Théoriquement nationale, cette sélection se fait parfois plus à la tête du client ou sur relations familiales que sur diplômes. Variante de l'exploitation en milieu universitaire: la sous-traitance. Le « bénéficiaire » assure des cours (souvent des travaux dirigés, en petits groupes) pour le compte d'un prof titulaire qui lui fait cadeau de quelques-unes de ses heures supplémentaires (ou heures de vacation). L'enseignant déclaré encaisse la rémunération, qu'il reverse, de la main à la main, à son prête-nom.

Ce travail clandestin ne fait l'objet d'aucune évaluation, puisqu'il est illégal. Et, officiellement, responsables et comptables des universités n'ont rien à redire sur ce secret de Polichinelle. Une fac comme Paris Vil - Jussieu dispose, par exemple, de 29 000 heures de vacations. L'équivalent de cent cinquante vrais emplois d'enseignants, alors que Jussieu compte un millier de profs titulaires.

Au ministère, une telle marginalisation des chercheurs et des surdiplômés ne fait l'objet d'aucune attention particulière. Il est vrai que François Bayrou se tient depuis des mois soigneusement en dehors des débats autour du projet de loi sur l'exclusion. Encore heureux, ces chercheurs ne figurent pas au nombre des SDF...


Jean-François Julliard





(Encadré)

Recherche introuvable

Alors qu'un nombre croissant de chercheurs ne trouvent pas à s'employer, la moyenne d'âge ne cesse de grimper dans les labos. «Nous travaillons entre quinquagénaires », explique un physicien. L'Université a embauché massivement à la fin des années 60, puis a stoppé les recrutements pendant longtemps. Moralité: toute une génération va céder la place au début du XXI' siècle, sans que la relève soit assurée ».

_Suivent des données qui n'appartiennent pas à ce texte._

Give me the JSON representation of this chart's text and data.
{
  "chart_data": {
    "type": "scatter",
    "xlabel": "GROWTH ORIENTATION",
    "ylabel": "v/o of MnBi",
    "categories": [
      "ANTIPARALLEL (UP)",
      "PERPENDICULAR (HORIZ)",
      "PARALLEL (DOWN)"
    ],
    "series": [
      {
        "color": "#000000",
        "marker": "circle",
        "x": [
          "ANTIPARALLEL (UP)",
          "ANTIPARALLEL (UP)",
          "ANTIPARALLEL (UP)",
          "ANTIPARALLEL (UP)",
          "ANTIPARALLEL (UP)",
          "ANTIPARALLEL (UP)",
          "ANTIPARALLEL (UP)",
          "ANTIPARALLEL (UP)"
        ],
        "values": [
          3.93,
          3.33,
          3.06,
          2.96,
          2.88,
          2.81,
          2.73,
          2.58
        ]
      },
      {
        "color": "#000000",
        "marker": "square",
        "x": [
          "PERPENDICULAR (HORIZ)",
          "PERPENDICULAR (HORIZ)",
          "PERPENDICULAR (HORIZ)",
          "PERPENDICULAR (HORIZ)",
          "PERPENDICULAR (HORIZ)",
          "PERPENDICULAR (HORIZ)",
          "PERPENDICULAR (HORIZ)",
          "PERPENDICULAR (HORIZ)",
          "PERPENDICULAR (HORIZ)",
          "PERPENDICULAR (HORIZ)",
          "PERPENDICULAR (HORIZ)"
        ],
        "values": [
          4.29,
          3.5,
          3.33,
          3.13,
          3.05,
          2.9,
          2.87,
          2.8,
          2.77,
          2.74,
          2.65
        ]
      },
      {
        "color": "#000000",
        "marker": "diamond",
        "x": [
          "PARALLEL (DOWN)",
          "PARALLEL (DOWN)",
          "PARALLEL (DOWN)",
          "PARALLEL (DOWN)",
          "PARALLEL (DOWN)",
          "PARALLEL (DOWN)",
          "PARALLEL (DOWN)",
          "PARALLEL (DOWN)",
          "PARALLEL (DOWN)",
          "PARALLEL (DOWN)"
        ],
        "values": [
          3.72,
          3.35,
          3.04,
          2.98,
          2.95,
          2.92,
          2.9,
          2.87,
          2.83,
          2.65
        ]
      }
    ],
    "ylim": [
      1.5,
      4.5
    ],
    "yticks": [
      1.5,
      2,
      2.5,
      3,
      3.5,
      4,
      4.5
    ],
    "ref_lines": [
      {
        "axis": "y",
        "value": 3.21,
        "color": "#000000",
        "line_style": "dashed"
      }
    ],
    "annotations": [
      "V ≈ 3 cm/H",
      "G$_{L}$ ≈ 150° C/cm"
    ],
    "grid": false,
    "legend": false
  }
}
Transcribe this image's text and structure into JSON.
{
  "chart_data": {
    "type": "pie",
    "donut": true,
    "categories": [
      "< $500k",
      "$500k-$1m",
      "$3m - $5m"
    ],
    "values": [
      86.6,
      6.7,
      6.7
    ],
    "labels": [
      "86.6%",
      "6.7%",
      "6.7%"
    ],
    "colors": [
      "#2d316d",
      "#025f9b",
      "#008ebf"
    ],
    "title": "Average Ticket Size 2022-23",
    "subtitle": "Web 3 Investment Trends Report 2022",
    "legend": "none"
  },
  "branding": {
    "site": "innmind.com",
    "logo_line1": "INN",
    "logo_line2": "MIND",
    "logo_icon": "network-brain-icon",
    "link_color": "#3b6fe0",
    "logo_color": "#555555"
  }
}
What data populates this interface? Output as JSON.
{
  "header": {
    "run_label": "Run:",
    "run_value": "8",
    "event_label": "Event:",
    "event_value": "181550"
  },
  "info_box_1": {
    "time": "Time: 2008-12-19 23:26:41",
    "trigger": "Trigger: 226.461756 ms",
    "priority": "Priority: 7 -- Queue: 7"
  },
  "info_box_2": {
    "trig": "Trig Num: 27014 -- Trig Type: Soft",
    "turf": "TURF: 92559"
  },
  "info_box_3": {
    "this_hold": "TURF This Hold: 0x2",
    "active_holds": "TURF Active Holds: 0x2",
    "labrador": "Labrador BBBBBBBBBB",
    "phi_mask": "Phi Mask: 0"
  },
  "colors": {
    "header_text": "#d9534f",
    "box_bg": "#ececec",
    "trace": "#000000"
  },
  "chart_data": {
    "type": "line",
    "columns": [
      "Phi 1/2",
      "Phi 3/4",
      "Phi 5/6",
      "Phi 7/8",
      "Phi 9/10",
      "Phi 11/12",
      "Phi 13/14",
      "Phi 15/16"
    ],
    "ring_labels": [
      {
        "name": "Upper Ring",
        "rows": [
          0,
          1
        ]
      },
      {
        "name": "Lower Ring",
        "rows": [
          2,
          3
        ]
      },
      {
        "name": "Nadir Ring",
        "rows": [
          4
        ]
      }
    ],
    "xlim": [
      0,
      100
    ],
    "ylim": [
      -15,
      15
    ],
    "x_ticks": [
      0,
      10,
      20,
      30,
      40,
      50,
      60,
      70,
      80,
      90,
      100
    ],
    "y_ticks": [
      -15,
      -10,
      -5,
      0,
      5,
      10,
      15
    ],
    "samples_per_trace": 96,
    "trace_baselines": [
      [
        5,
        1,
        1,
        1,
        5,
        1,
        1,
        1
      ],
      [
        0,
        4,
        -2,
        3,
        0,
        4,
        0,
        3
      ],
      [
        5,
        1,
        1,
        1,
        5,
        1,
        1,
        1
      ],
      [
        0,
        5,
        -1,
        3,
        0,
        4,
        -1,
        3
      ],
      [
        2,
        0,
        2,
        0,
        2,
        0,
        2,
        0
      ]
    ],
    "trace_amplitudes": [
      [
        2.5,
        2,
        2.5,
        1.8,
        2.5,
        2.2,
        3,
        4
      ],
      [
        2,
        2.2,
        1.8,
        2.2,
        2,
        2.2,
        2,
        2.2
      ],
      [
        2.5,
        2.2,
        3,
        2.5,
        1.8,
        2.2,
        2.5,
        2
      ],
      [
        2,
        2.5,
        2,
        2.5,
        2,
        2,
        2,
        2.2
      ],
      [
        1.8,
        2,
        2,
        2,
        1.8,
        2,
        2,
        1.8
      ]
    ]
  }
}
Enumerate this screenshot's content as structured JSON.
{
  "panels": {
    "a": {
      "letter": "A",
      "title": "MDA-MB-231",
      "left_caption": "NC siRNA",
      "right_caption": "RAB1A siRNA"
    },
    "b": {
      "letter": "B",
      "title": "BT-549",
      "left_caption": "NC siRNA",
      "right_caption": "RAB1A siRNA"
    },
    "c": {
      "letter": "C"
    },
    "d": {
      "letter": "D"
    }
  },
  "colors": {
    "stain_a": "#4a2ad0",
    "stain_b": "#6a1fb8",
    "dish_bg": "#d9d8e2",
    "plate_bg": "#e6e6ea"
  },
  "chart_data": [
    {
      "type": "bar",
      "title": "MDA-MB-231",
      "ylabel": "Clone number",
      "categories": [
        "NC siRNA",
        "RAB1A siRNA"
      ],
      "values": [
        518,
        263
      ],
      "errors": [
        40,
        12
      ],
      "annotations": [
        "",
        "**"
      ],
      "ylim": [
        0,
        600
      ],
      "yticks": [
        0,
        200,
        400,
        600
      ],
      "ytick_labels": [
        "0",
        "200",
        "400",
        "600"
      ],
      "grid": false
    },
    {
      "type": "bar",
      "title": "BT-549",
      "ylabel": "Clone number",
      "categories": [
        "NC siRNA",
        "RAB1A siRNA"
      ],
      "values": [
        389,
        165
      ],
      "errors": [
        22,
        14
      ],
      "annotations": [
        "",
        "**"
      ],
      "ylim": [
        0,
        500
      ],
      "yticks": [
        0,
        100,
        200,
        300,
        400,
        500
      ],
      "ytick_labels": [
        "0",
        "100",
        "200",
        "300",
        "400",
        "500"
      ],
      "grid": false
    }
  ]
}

Car personne ne s'est inquiété de la passation des savoirs. «Tant en physique qu'en chimie et dans les sciences de la vie, il faut quatre à cinq ans pour former un chercheur efficace, même s'il est couvert de diplômes », remarque un professeur au Collège de France.

Et pour former les futurs cerveaux du génie aéronautique ou de la lutte contre le cancer, pas question de retenir les glorieux anciens, Ainsi le CNRS vient-il d’applique un récent décret de Juppé. Conséquence, le professeur Luc Montagnier – co-découvreur du virus du Sida- est prié de partir pour cause de limite d’âge. Pas non plus de compter sur l'intégration des chercheurs étrangers qui ont donné à la France des Marie Curie ou des Charpak. Grâce aux lois Pasqua-Debré, tout est fait pour les décourager: « J'ai dû renoncer à faire venir à Paris des chercheurs africains, a confié au "Nouvel Observateur" (15/5) Jean- François Bayart, spécialiste de ce continent. Cela commence par des heures d'attente sur le trottoir d'un consulat et se termine par une prise de sang à la préfecture de police de Paris pour voir s'ils n'ont pas le sida! »

Jean-Louis Debré pense peut-être qu'ils viennent piller nos frigos, bourré de secrets scientifiques.